At least two identifiers must be used for identification. For example, last name, first name, patronymic and date of birth. Identification is made at the time of the appointment, at the beginning of the appointment, before invasive and other procedures are performed, and before medications are dispensed to the patient. It is prohibited to use only one identifier or to use only the patient’s last name and room number as identifiers, due to the risk that there are complete namesakes among the patients of the medical organization, or that namesakes from neighboring rooms have been moved to other rooms.

Condition Assessment/Patient Reassessment/Pain Management

When a patient is admitted to the hospital, an assessment of the patient’s condition is made. Based on the condition assessment, the emergency room physician should prioritize the patient for admission. Based on the results of diagnostic tests, the condition should be reevaluated and the treatment plan revised. Attention should be given to the patient’s pain syndrome, and based on the results of the assessment using a standardized scale, appropriate therapy should be prescribed. During hospitalization, the patient’s risk of falling is assessed, and steps are taken to reduce it.

Interaction of Specialists/Continuity

When laboratory results are obtained that indicate a patient has a life-threatening condition, there is a legal obligation to inform the treating physician and/or patient. When conducting internal audits, it is important to ensure that such a patient is not only informed, but also hospitalized in a timely manner. When transferring information between the outpatient clinic -> inpatient clinic -> outpatient clinic, all necessary medical records must be made in the patient’s electronic card.
When referring a patient for diagnostic examinations (e.g. a scan), the attending physician must make a corresponding note of the purpose of the upcoming examination.

Medication Provision

Medication management must be systematic and focus on proper storage and safe use.

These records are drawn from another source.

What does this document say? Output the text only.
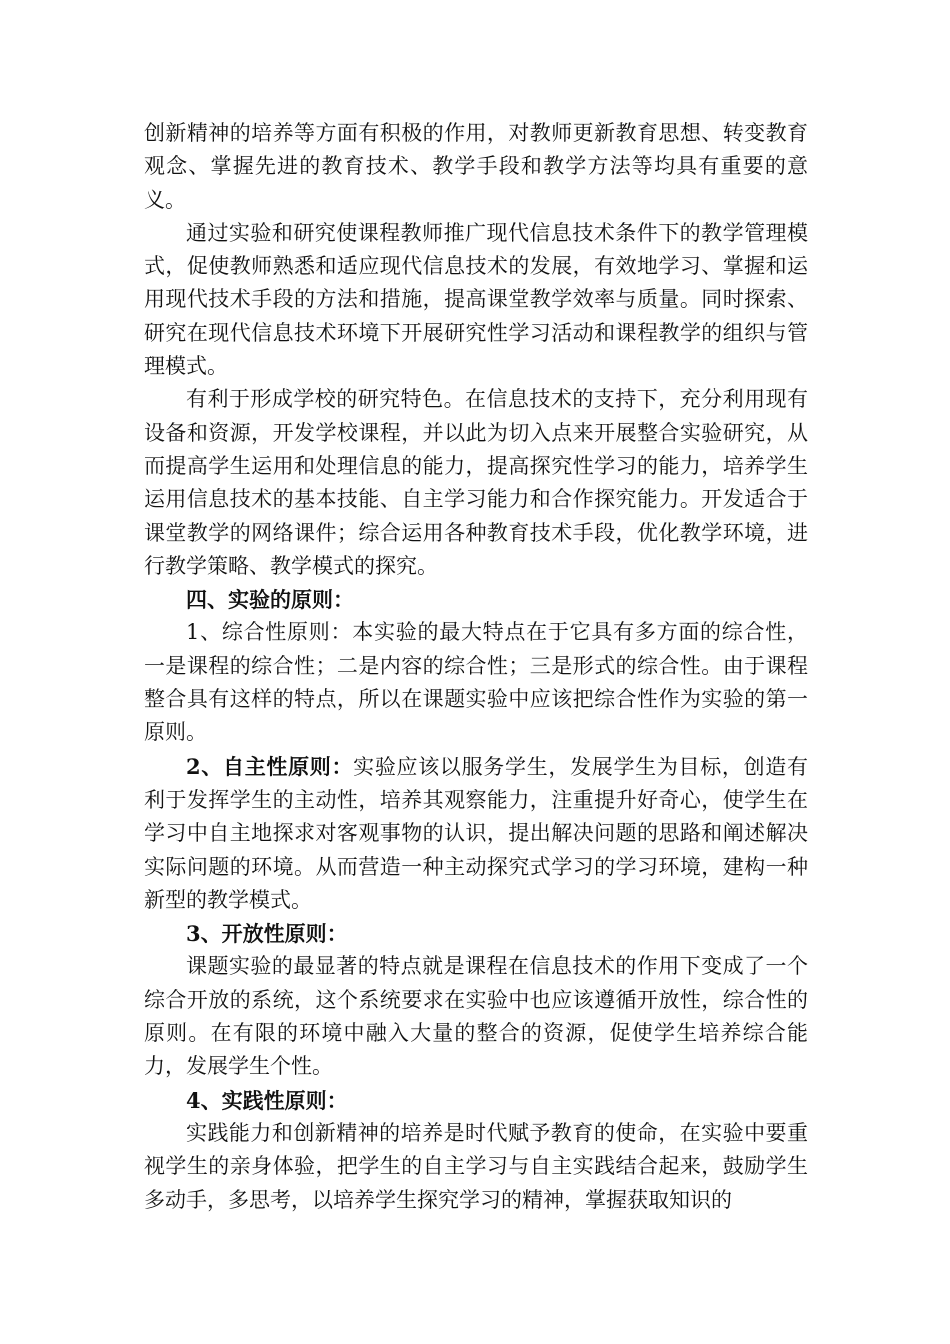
创新精神的培养等方面有积极的作用，对教师更新教育思想、转变教育观念、掌握先进的教育技术、教学手段和教学方法等均具有重要的意义。

通过实验和研究使课程教师推广现代信息技术条件下的教学管理模式，促使教师熟悉和适应现代信息技术的发展，有效地学习、掌握和运用现代技术手段的方法和措施，提高课堂教学效率与质量。同时探索、研究在现代信息技术环境下开展研究性学习活动和课程教学的组织与管理模式。

有利于形成学校的研究特色。在信息技术的支持下，充分利用现有设备和资源，开发学校课程，并以此为切入点来开展整合实验研究，从而提高学生运用和处理信息的能力，提高探究性学习的能力，培养学生运用信息技术的基本技能、自主学习能力和合作探究能力。开发适合于课堂教学的网络课件；综合运用各种教育技术手段，优化教学环境，进行教学策略、教学模式的探究。

四、实验的原则：

1、综合性原则：本实验的最大特点在于它具有多方面的综合性，一是课程的综合性；二是内容的综合性；三是形式的综合性。由于课程整合具有这样的特点，所以在课题实验中应该把综合性作为实验的第一原则。

2、自主性原则：实验应该以服务学生，发展学生为目标，创造有利于发挥学生的主动性，培养其观察能力，注重提升好奇心，使学生在学习中自主地探求对客观事物的认识，提出解决问题的思路和阐述解决实际问题的环境。从而营造一种主动探究式学习的学习环境，建构一种新型的教学模式。

3、开放性原则：

课题实验的最显著的特点就是课程在信息技术的作用下变成了一个综合开放的系统，这个系统要求在实验中也应该遵循开放性，综合性的原则。在有限的环境中融入大量的整合的资源，促使学生培养综合能力，发展学生个性。

4、实践性原则：

实践能力和创新精神的培养是时代赋予教育的使命，在实验中要重视学生的亲身体验，把学生的自主学习与自主实践结合起来，鼓励学生多动手，多思考，以培养学生探究学习的精神，掌握获取知识的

Increased adherence to physician orders/Family Involvement

Patients should be familiarized with the treatment plan, trained in procedures and medication administration during both outpatient and inpatient stays. During the inpatient stay, it is the responsibility of the medical staff of the institution to supervise the implementation of prescriptions, but it is difficult to overestimate the role of the family in increasing adherence to the physician’s recommendations. For example, relatives living alone may overestimate an older person’s capabilities after surgery. Therefore, training in the use of assistive devices after trauma surgery is advisable for both the elderly patient and their relatives.